To this end, Kazakhstan uses a set of market mechanisms that includes an emissions trading system, projects to reduce greenhouse gas emissions and removals, renewable energy projects and the development of a green investment market. It should be noted that since the ratification of the Kyoto Protocol in 2009 (10 years after the signing), the current Environmental Code of the Republic of Kazakhstan has been significantly amended. More than 40 laws and regulations have been adopted and additional legal measures are subject to adoption.
The emissions trading system implies that Kazakh enterprises with greenhouse gas emissions exceeding 20,000 tonnes of CO2 per year will have a certain number of allowances (credits) for emissions. By using trading platforms, enterprises may sell, in case of saving credits, by reducing emissions, or purchase, in the event of a shortage, credits on the market. Kazakhstan introduced the emissions trading system in 2013. The pilot launch of this system has already revealed a number of shortcomings, which is why the system was frozen from April 2016-January 1, 2018. Despite critical comments on the trading system, this tool is expected to serve as an effective mechanism to reduce CO2 emissions.
Other market mechanisms include the Renewable Energy Services (RES) market having 55 operating facilities with a total capacity of 336 MW. Moreover, measures to generate green investment have helped to raise 480 million euros (US$ 556.2 million) from the European Bank for Reconstruction and Development for RES projects, as well as 110 million euros (US$ 127.5 million) from the Green Climate Fund.
The approach and position of Kazakhstan in reducing greenhouse gas emissions implies the use of mechanisms that fall under the Paris Agreement.
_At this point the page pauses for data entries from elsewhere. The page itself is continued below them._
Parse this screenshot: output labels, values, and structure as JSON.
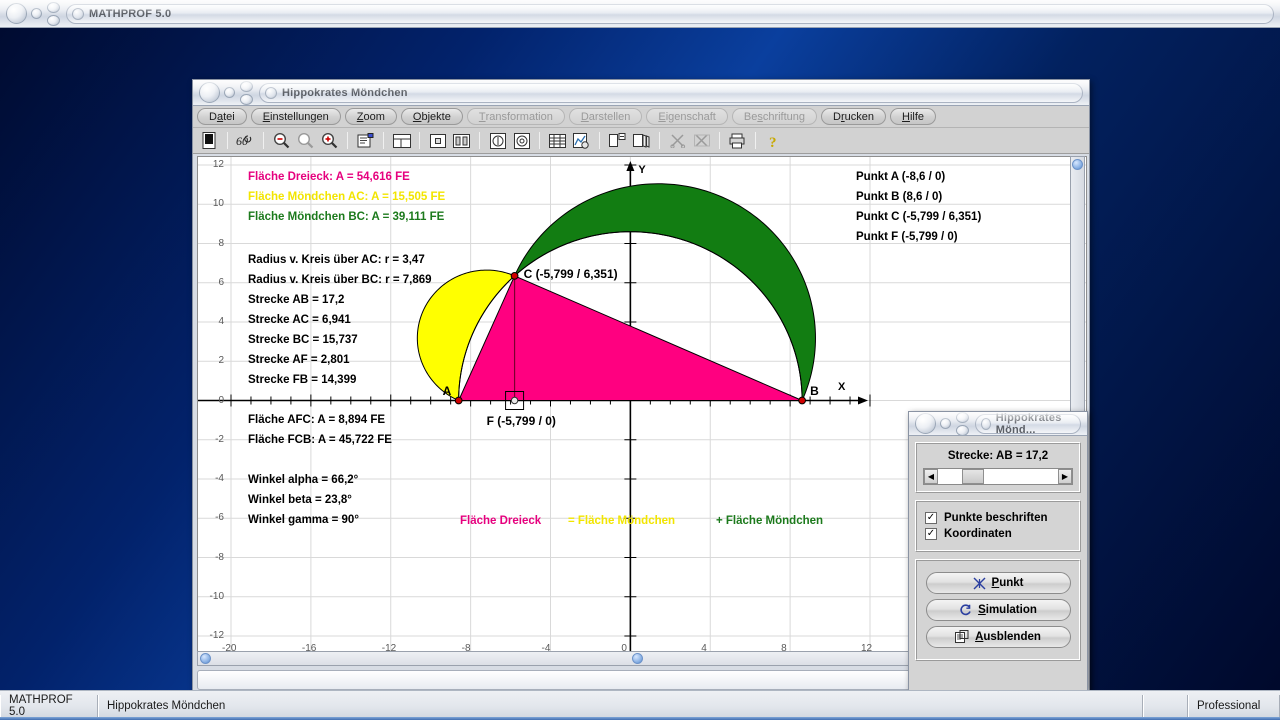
{
  "app": {
    "title": "MATHPROF 5.0"
  },
  "child_window": {
    "title": "Hippokrates Möndchen",
    "menu": [
      {
        "label": "Datei",
        "accel": "a",
        "enabled": true
      },
      {
        "label": "Einstellungen",
        "accel": "E",
        "enabled": true
      },
      {
        "label": "Zoom",
        "accel": "Z",
        "enabled": true
      },
      {
        "label": "Objekte",
        "accel": "O",
        "enabled": true
      },
      {
        "label": "Transformation",
        "accel": "T",
        "enabled": false
      },
      {
        "label": "Darstellen",
        "accel": "D",
        "enabled": false
      },
      {
        "label": "Eigenschaft",
        "accel": "E",
        "enabled": false
      },
      {
        "label": "Beschriftung",
        "accel": "s",
        "enabled": false
      },
      {
        "label": "Drucken",
        "accel": "r",
        "enabled": true
      },
      {
        "label": "Hilfe",
        "accel": "H",
        "enabled": true
      }
    ],
    "toolbar_icons": [
      "panel-icon",
      "angle-60-icon",
      "zoom-out-icon",
      "zoom-reset-icon",
      "zoom-in-icon",
      "properties-icon",
      "split-view-icon",
      "single-cell-icon",
      "two-column-icon",
      "circle-info-icon",
      "target-icon",
      "table-icon",
      "chart-sheet-icon",
      "copy-page-icon",
      "layers-icon",
      "scissors-icon",
      "scissors-alt-icon",
      "print-icon",
      "help-key-icon"
    ]
  },
  "plot": {
    "x_ticks": [
      "-20",
      "-16",
      "-12",
      "-8",
      "-4",
      "0",
      "4",
      "8",
      "12"
    ],
    "y_ticks": [
      "12",
      "10",
      "8",
      "6",
      "4",
      "2",
      "0",
      "-2",
      "-4",
      "-6",
      "-8",
      "-10",
      "-12"
    ],
    "axis_label_x": "X",
    "axis_label_y": "Y",
    "results_block_1": [
      {
        "text": "Fläche Dreieck: A = 54,616 FE",
        "color": "#E6007E"
      },
      {
        "text": "Fläche Möndchen AC: A = 15,505 FE",
        "color": "#F2E500"
      },
      {
        "text": "Fläche Möndchen BC: A = 39,111 FE",
        "color": "#1C7A1C"
      }
    ],
    "results_block_2": [
      "Radius v. Kreis über AC:  r = 3,47",
      "Radius v. Kreis über BC:  r = 7,869",
      "Strecke AB = 17,2",
      "Strecke AC = 6,941",
      "Strecke BC = 15,737",
      "Strecke AF = 2,801",
      "Strecke FB = 14,399"
    ],
    "results_block_3": [
      "Fläche AFC: A = 8,894 FE",
      "Fläche FCB: A = 45,722 FE"
    ],
    "results_block_4": [
      "Winkel alpha = 66,2°",
      "Winkel beta = 23,8°",
      "Winkel gamma = 90°"
    ],
    "points_block": [
      "Punkt A (-8,6 / 0)",
      "Punkt B (8,6 / 0)",
      "Punkt C (-5,799 / 6,351)",
      "Punkt F (-5,799 / 0)"
    ],
    "point_labels": {
      "a": "A",
      "b": "B",
      "c": "C (-5,799 / 6,351)",
      "f": "F (-5,799 / 0)"
    },
    "legend": [
      {
        "text": "Fläche Dreieck",
        "color": "#E6007E"
      },
      {
        "text": "= Fläche Möndchen",
        "color": "#F2E500"
      },
      {
        "text": "+ Fläche Möndchen",
        "color": "#1C7A1C"
      }
    ],
    "colors": {
      "triangle": "#FF0080",
      "lune_ac": "#FFFF00",
      "lune_bc": "#127D12",
      "point": "#D00000",
      "grid": "#D9D9D9",
      "axis": "#000000"
    }
  },
  "chart_data": {
    "type": "scatter",
    "title": "Hippokrates Möndchen",
    "xlabel": "X",
    "ylabel": "Y",
    "xlim": [
      -21.4,
      13.6
    ],
    "ylim": [
      -12.6,
      12.6
    ],
    "grid": true,
    "points": [
      {
        "name": "A",
        "x": -8.6,
        "y": 0
      },
      {
        "name": "B",
        "x": 8.6,
        "y": 0
      },
      {
        "name": "C",
        "x": -5.799,
        "y": 6.351
      },
      {
        "name": "F",
        "x": -5.799,
        "y": 0
      }
    ],
    "measures": {
      "area_triangle": 54.616,
      "area_lune_ac": 15.505,
      "area_lune_bc": 39.111,
      "radius_circle_ac": 3.47,
      "radius_circle_bc": 7.869,
      "segment_ab": 17.2,
      "segment_ac": 6.941,
      "segment_bc": 15.737,
      "segment_af": 2.801,
      "segment_fb": 14.399,
      "area_afc": 8.894,
      "area_fcb": 45.722,
      "angle_alpha": 66.2,
      "angle_beta": 23.8,
      "angle_gamma": 90
    }
  },
  "control_window": {
    "title": "Hippokrates Mönd...",
    "slider_label": "Strecke:  AB = 17,2",
    "checkboxes": [
      {
        "label": "Punkte beschriften",
        "checked": true
      },
      {
        "label": "Koordinaten",
        "checked": true
      }
    ],
    "buttons": [
      {
        "label": "Punkt",
        "icon": "crosshair-icon"
      },
      {
        "label": "Simulation",
        "icon": "refresh-icon"
      },
      {
        "label": "Ausblenden",
        "icon": "hide-window-icon"
      }
    ]
  },
  "taskbar": {
    "left_cell": "MATHPROF 5.0",
    "doc_cell": "Hippokrates Möndchen",
    "right_cell": "Professional"
  }
}
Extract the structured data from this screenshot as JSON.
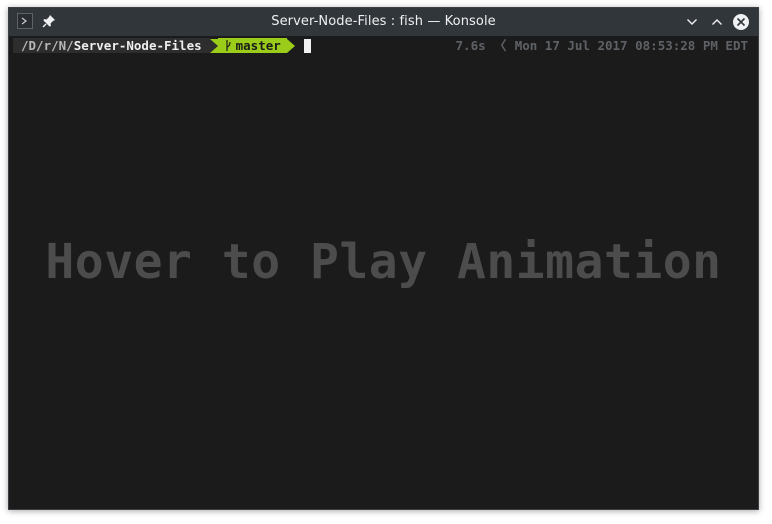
{
  "window": {
    "title": "Server-Node-Files : fish — Konsole",
    "icons": {
      "app": "terminal-icon",
      "pin": "pin-icon",
      "minimize": "chevron-down-icon",
      "maximize": "chevron-up-icon",
      "close": "close-icon"
    }
  },
  "prompt": {
    "path_dirs": "/D/r/N/",
    "path_current": "Server-Node-Files",
    "git_branch_icon": "git-branch-icon",
    "git_branch": "master"
  },
  "right_prompt": {
    "duration": "7.6s",
    "separator": "〈",
    "timestamp": "Mon 17 Jul 2017 08:53:28 PM EDT"
  },
  "overlay": {
    "text": "Hover to Play Animation"
  },
  "colors": {
    "titlebar_bg": "#31363b",
    "terminal_bg": "#1b1b1b",
    "path_segment_bg": "#2d2d2d",
    "git_segment_bg": "#9ccc1a",
    "right_prompt_text": "#5e6266",
    "overlay_text": "#4c4c4c"
  }
}
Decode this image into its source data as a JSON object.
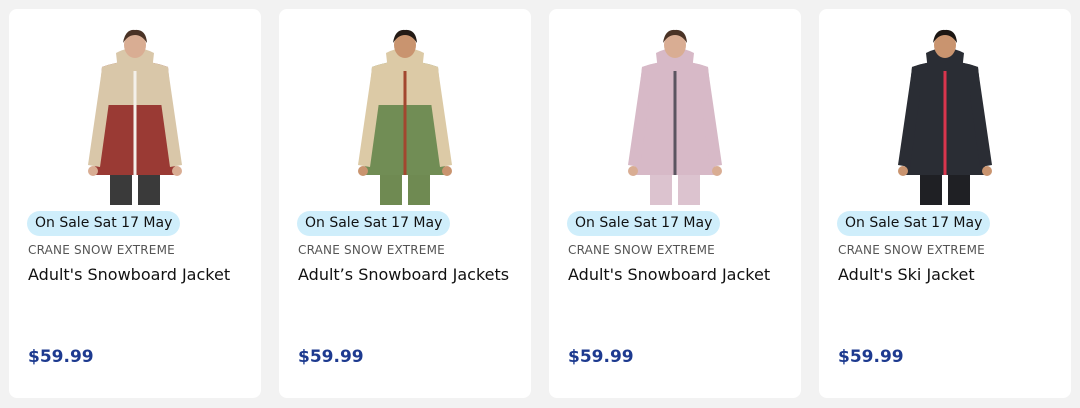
{
  "products": [
    {
      "badge": "On Sale Sat 17 May",
      "brand": "CRANE SNOW EXTREME",
      "title": "Adult's Snowboard Jacket",
      "price": "$59.99",
      "image": "woman-jacket-red-beige",
      "colors": {
        "body": "#9a3a34",
        "yoke": "#d9c7a9",
        "skin": "#d9ad93",
        "hair": "#4a3326",
        "pants": "#3a3a3a",
        "zip": "#f4f0ea"
      }
    },
    {
      "badge": "On Sale Sat 17 May",
      "brand": "CRANE SNOW EXTREME",
      "title": "Adult’s Snowboard Jackets",
      "price": "$59.99",
      "image": "man-jacket-green-beige",
      "colors": {
        "body": "#718d55",
        "yoke": "#dccaa6",
        "skin": "#c9946f",
        "hair": "#241b16",
        "pants": "#6f8a52",
        "zip": "#a2472f"
      }
    },
    {
      "badge": "On Sale Sat 17 May",
      "brand": "CRANE SNOW EXTREME",
      "title": "Adult's Snowboard Jacket",
      "price": "$59.99",
      "image": "woman-jacket-lilac",
      "colors": {
        "body": "#d7b9c7",
        "yoke": "#d7b9c7",
        "skin": "#d9ad93",
        "hair": "#4a3326",
        "pants": "#dcc3cf",
        "zip": "#5b5560"
      }
    },
    {
      "badge": "On Sale Sat 17 May",
      "brand": "CRANE SNOW EXTREME",
      "title": "Adult's Ski Jacket",
      "price": "$59.99",
      "image": "man-jacket-black",
      "colors": {
        "body": "#2a2d34",
        "yoke": "#2a2d34",
        "skin": "#c9946f",
        "hair": "#1c1613",
        "pants": "#1f2024",
        "zip": "#d9354d"
      }
    }
  ]
}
The Paris Agreement is not only a climate agreement, because along with environmental solutions, it also bears consequences for political, technological, industrial, social, economic and other areas of humankind. During the ratification of the Paris Agreement (just three months after the signing of the Agreement in August 2016, compared to 10 years required to ratify the Kyoto Protocol), the country's climate diplomacy has proved to be active based on comprehensive measures and ensuring the country's strategic long-term interests in climate protection. Diplomacy has played an important role in the coordination and control of issues related to climate change on the planet. Experience shows that the position of countries in the climate issue can affect the outcome of various negotiations, including those not related to climate matters. The influence of climate diplomacy expands every year. Evidently, the development of the climate consciousness of humanity will eventually lead to an even greater strengthening and expansion of climate diplomacy in the world in achieving foreign policy goals.